After spending winter on Minnesota rivers with layers of jackets and handwarmers in mitts, hitting browns on dry flies with rolled-up sleeves was heavenly. It was 4pm before we realized the time. Pedro brought out food for a riverside lunch: cured ham and sirloin, crackers, wine (duh), Estrella Lager, Mandarin oranges, and his homemade Spanish omelette. It was perfection. At this point, I figured we were done fishing for the day and we’d just pack up the car and leave. And honestly, I would have been fine with that because I enjoyed myself so much over the past six hours. My guide had other ideas and he rigged up two rods with streamers.
The only other time I fished with a guide, he refused to join us fishing. He said his job was to get us into fish. I admired it, sure. Pedro was different. We spent the next two hours fishing a mile-long stretch of water. He was on one bank, I was on the other. We’d throw a streamer 20 meters downstream, strip in, take a few steps forward, rinse, repeat. I’d be lying if I said I didn’t enjoy having Pedro next to me all day telling me where to cast, pointing out rising fish, and getting them in the net after I got them on the line. But it turns out that I enjoy fishing with someone more than I do having someone help me fish. It was a joy to watch this man cast a weighted streamer. I’d often wait at the end of stripping before casting again just to watch his perfect loops.

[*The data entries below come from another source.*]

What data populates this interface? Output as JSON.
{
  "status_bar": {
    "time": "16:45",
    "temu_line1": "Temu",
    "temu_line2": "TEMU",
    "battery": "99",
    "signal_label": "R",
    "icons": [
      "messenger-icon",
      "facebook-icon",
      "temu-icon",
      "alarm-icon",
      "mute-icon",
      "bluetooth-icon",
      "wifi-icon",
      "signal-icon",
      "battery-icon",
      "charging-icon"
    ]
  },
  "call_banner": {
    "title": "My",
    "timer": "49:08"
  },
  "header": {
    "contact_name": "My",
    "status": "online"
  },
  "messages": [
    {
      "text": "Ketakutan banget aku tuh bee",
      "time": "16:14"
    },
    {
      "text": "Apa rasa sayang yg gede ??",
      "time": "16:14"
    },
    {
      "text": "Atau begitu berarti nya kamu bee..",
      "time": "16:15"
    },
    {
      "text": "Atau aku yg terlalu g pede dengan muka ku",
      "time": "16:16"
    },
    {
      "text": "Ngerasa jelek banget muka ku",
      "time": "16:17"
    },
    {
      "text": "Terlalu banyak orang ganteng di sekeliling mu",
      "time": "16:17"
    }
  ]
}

When you’re traveling hours and hours by plane, the last thing you want to do is sit in a car for hours more. Trust me on this: it is worth it. Escape your big-city tourist destination and see the surrounding land and tiny towns that make it great. Read the road signs; follow the rows of farm fields; look to the hills, trees, and rivers that you don’t have at home. Seek something you love and the foreign will feel almost familiar.